Abstract

The idea that where one lives in America affects how one lives and what personal values, politics, and lifestyles one assumes has long been a part of American thought. Writers, moralists, and politicians alike have long mediated on the value of geography in determining lifestyle, and the image of the pastoral idyll has long been proffered as a balm for those wearied by the supposed trials of urban life. Authors of American fiction have historically relied upon the possi­bilities and associations offered by setting novels on the frontier, in the backwoods, in the suburbs, and at any number of other varia­tions on the idea of a retreat from established urban centres. Promi­nent examples abound; most notably, in the nineteenth-century, there was Henry David Thoreau’s writing about his time in a small cabin on Walden Pond.
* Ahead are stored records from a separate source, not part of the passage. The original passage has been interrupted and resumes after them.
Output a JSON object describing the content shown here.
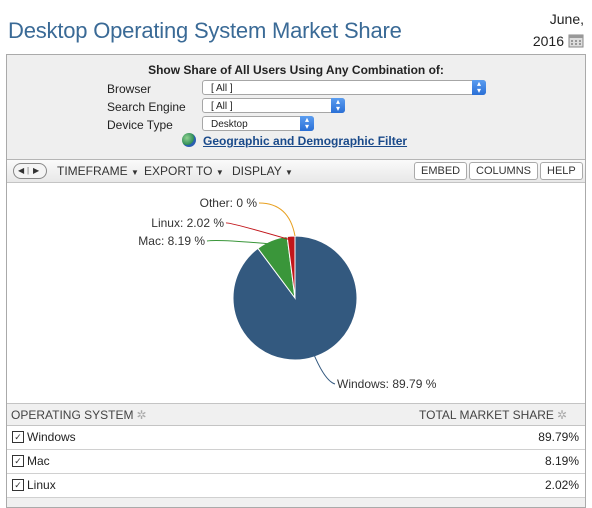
{
  "header": {
    "title": "Desktop Operating System Market Share",
    "date_month": "June,",
    "date_year": "2016",
    "calendar_icon": "calendar-icon"
  },
  "filter": {
    "heading": "Show Share of All Users Using Any Combination of:",
    "browser": {
      "label": "Browser",
      "value": "[ All ]"
    },
    "search_engine": {
      "label": "Search Engine",
      "value": "[ All ]"
    },
    "device_type": {
      "label": "Device Type",
      "value": "Desktop"
    },
    "geo_link": "Geographic and Demographic Filter"
  },
  "toolbar": {
    "timeframe": "TIMEFRAME",
    "export": "EXPORT TO",
    "display": "DISPLAY",
    "embed": "EMBED",
    "columns": "COLUMNS",
    "help": "HELP"
  },
  "chart_data": {
    "type": "pie",
    "slices": [
      {
        "label": "Windows: 89.79 %",
        "name": "Windows",
        "value": 89.79,
        "color": "#33597f"
      },
      {
        "label": "Mac: 8.19 %",
        "name": "Mac",
        "value": 8.19,
        "color": "#3a963a"
      },
      {
        "label": "Linux: 2.02 %",
        "name": "Linux",
        "value": 2.02,
        "color": "#c2161b"
      },
      {
        "label": "Other: 0 %",
        "name": "Other",
        "value": 0,
        "color": "#e8a020"
      }
    ]
  },
  "table": {
    "col1": "OPERATING SYSTEM",
    "col2": "TOTAL MARKET SHARE",
    "rows": [
      {
        "name": "Windows",
        "value": "89.79%"
      },
      {
        "name": "Mac",
        "value": "8.19%"
      },
      {
        "name": "Linux",
        "value": "2.02%"
      }
    ]
  }
}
In Walden; Or, Life in the Woods (1854), Tho­reau espouses the value of eschewing material goods and the trap­pings of contemporary society (“etiquette and politeness”) in favour of basic physical necessities and solitude. But Thoreau, writing in the 1850s, is clearly and deliberately writing against a whole tradi­tion in American thought that does not see this kind of removal from a highly ordered society as productive. The earliest evidence of this tradition is the famous speech John Winthrop gave onboard ship in 1630, “A Model of Christian Charity” (1838).